Dans le cadre du projet, un point de passage frontalier sera ouvert, à la fois sur le canal et sur ses rives pour permettre le passage dans les deux sens.

Le canal de Bega à la hauteur de Timisoara, photo danube-culture, droits réservés

Ce projet intitulé « Rénovation des infrastructures pour la navigation sur le canal de la Bega », a été signé par APA Banat et par un consortium d’entreprises. Le montant total du projet s’élève à 13,85 millions d’euros répartis de la manière suivante :11,77 millions d’euros de financement de l’Union européenne (programme IAP), 917 000 euros de l’État roumain et 141 000 euros de participation d’ APA Banat et du Conseil départemental de Timis.

Pourra-t-on vraiment dès 2021 rejoindre le Danube en bateau depuis Timisoara ? Nous l’espérons et attendons la réalisation de ce projet avec un grand intérêt.

Danube-culture, octobre 2019
Notes :
1 Dans les années 1830, l’homme politique français Charles Lemercier de Longpré, baron d’Haussez, (1778-1854) visite l’Europe centrale et rencontre des descendants d’émigrés lorrains installés dans le Banat, alors sur le territoire du Royaume de Hongrie.
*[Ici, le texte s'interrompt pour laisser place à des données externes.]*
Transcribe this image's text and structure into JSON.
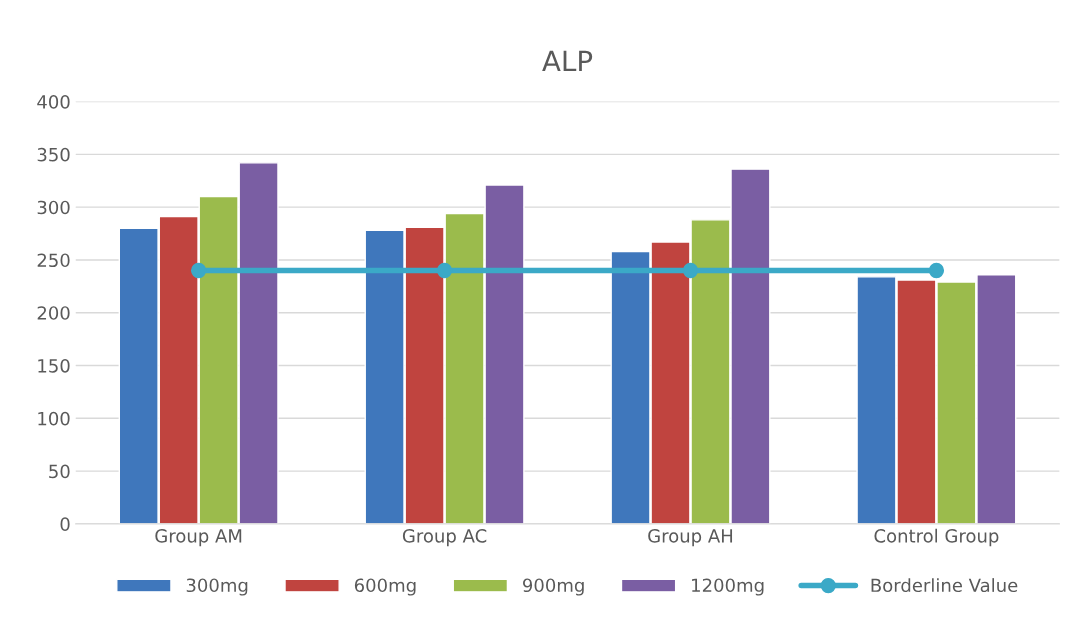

Il écrit à leur propos : « Je me suis détourné de ma route pour voir quelques villages habités par des Français dont les pères avaient été attirés et fixés là par l’impératrice Marie Thérèse. Ces villages sont situés dans un pays marécageux, arrosé et souvent inondé par le Moros ( Mureș, sous-affluent du Danube via la Tisza) et la Bega et dont la fécondité paraît compenser l’insalubrité. Mes compatriotes n’ont pas semblé me tenir compte de la peine que j’avais prise pour venir les visiter. C’est tout au plus s’ils se souvenaient de leur origine, dont la tradition ne s’accompagne d’aucune sympathie. La langue française, déjà tout altérée et dégénérée en patois mêlé d’allemand et de slave, cessera d’être parlée chez la génération qui remplacera celle existante. »

Charles Lemercier de Longpré, baron d’Haussez, Alpes et Danube ou voyages en Suisse, Styrie, Hongrie et Transylvanie, Volume 2, p. 211, Ambroise Dupont, Paris,  1837. On lira encore à propos des Lorrains dans l’Empire d’Autriche et dans le Banat le livre de François Roth, La Lorraine et les Lorrains dans l’Europe du Saint-Empire, 1697-1790, 1999.